Are you getting a bit bored with Brexit? You are aren’t you?
I confess to feeling a little that way myself sometimes but I always shake myself out of it – and so I’m writing this to shake you out of it too.
Brexit will be a disaster for wildlife – it doesn’t necessarily have to be, you will be told, but in practice it will be, I am telling you.
If we crash out with no deal then on 30 March, that’s in less than 18 weeks’ time, the Habitats and Birds Directives (and other things too) will cease to apply in UK law and we will have to rely on their transpositions into UK laws for environmental protection. And although we are told by the likes of Michael Gove that everything will remain the same on Day 1 nobody makes promises about Day 10, Day 100 or even Day 365.
If we have a transition period then we keep the Directives for longer and I am really not completely sure what happens after that because it may well depend on what conditions we would have to meet in order to trade freely with the EU.

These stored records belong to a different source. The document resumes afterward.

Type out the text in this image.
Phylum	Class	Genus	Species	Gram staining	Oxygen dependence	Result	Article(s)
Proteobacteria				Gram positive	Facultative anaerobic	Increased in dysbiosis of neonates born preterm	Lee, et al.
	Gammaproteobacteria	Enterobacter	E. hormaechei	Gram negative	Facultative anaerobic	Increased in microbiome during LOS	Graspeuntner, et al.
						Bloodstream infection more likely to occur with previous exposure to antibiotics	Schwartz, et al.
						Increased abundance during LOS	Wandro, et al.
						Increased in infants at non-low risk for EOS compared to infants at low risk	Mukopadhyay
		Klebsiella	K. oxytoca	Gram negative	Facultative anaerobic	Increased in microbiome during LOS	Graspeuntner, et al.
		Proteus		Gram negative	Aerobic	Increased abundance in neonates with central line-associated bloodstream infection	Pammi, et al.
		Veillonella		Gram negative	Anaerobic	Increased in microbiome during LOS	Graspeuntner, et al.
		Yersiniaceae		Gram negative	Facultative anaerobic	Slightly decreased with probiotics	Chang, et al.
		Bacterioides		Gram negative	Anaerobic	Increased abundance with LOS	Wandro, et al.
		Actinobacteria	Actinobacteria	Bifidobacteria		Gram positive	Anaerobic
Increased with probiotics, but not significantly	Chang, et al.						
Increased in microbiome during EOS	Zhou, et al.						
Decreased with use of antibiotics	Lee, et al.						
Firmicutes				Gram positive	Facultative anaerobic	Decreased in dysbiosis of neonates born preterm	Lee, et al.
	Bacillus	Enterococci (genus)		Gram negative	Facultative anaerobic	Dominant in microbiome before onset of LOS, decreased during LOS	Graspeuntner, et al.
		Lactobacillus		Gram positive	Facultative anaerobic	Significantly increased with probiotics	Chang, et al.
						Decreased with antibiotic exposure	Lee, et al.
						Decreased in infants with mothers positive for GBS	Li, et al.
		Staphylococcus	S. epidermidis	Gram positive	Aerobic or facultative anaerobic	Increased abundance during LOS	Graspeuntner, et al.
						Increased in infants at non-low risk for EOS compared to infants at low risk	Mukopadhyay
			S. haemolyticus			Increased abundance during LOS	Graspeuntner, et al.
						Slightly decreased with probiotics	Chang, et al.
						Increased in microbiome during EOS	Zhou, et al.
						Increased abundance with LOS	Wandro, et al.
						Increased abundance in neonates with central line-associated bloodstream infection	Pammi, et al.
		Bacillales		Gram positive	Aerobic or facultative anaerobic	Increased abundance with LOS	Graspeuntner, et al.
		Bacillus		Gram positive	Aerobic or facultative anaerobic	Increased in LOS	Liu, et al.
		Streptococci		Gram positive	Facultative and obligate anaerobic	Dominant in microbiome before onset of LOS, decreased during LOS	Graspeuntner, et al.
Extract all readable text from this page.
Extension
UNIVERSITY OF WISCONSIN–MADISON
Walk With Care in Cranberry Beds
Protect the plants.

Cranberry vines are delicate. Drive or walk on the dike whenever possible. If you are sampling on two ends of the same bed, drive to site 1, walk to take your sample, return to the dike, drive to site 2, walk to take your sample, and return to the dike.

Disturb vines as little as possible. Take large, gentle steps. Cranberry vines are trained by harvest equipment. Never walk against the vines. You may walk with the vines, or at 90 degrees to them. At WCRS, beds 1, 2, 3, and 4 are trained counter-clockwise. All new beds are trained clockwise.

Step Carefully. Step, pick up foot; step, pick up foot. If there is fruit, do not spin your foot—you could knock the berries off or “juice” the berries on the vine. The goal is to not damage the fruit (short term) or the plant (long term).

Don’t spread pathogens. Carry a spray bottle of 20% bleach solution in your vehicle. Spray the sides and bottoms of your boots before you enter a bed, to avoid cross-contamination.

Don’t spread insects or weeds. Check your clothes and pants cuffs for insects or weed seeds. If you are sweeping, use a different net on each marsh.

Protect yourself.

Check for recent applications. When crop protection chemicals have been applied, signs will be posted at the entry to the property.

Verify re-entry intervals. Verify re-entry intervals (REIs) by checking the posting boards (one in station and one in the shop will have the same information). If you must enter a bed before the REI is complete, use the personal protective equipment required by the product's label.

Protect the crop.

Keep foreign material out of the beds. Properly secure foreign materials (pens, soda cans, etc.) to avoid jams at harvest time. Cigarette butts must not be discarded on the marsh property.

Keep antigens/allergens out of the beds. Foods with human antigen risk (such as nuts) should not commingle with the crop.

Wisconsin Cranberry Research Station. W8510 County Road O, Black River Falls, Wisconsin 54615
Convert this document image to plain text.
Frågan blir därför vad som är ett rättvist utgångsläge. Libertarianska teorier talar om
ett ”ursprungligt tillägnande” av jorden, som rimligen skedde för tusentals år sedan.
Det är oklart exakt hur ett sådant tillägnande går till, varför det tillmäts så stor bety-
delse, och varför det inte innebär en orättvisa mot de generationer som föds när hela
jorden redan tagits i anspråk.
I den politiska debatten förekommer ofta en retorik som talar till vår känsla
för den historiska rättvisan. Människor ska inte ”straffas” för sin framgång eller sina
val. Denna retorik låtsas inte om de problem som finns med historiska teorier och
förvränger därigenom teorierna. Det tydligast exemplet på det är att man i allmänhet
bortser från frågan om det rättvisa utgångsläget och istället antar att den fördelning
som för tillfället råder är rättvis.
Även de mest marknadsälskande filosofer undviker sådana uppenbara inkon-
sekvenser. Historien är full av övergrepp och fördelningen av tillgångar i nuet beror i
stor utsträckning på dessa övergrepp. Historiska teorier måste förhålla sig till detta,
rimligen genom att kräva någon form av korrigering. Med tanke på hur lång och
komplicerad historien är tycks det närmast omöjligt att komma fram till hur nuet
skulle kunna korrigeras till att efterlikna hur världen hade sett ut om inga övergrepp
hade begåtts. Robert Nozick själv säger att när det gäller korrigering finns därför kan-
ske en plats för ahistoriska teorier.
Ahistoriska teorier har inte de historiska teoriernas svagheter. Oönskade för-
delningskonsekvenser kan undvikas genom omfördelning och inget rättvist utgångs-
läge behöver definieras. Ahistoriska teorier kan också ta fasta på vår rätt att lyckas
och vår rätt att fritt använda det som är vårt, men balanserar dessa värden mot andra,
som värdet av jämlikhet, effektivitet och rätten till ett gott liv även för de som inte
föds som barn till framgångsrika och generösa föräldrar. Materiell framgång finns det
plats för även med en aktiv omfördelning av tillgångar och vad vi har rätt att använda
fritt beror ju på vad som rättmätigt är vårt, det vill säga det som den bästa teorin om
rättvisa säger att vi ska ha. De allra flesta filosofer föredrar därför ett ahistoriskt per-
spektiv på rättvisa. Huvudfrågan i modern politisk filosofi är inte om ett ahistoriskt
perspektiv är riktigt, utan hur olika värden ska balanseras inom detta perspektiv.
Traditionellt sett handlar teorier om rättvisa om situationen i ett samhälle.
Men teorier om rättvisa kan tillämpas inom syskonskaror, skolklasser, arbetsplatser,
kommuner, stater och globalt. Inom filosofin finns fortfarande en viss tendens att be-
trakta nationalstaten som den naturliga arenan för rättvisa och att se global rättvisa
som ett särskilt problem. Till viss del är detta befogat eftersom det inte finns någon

You’re yawning again aren’t you? Oh dear – my fault. Just because this is important doesn’t, of itself, make it interesting, does it?
I believe, and so do almost all the nature conservationists I know, that leaving the EU will be a disaster for our already-damaged wildlife. The wildlife NGOs can’t shout about that because it’s too political (and so are missing from the scene of the most important environmental choice of our time) but they are shouting about the framework we need to hold government to account when we lose our greatest means of holding government to account, namely being members of the EU. We have no certainty of getting a good framework for the future – in fact, under this government we have every expectation of getting a very poor one. That’s what you have to look forward to – weaker, much weaker, environmental protection.
I don’t want to leave the EU and I don’t apologise for that. I think it would be a disaster – on many grounds not simply environmental ones. That’s why I voted Remain and my view has hardened considerably since the referendum. With a passion, I want to Remain.
Now you might say that the pople voted to leave, and they surely did, but so what? The people voted to stay in the EC in 1975 and that hasn’t stopped the Brexit supporters from campaigning long and hard to get us out, has it? They would say, I’ve heard them, that the situation is very different now with a larger EU and a more political union and that therefore the people should decide. It’s a point of view. But what’s sauce for the goose etc and the situation has changed very dramatically since the weeks before the referendum so we deserve the chance to have another think.
Things have changed – the promises of the Brexiteers have been shown to be utter hot air (and indeed downright lies in many cases), the vote seems to have been tampered with through illegal behaviour and the behaviour of many leading pro-Brexit MPs has shown them to be an untrustworthy rabble. The Brexit deal is rubbish and it doesn’t look like MPs are able, partly because of the two-party system meaning that Labour is playing politics, to sort it out.
So, yes, let’s have another referendum – and that’s why I do support the #peoplesvote campaign. And if we did, then for heaven’s sake, and our own, and that of the disenfranchised nature around us, let us vote to Remain.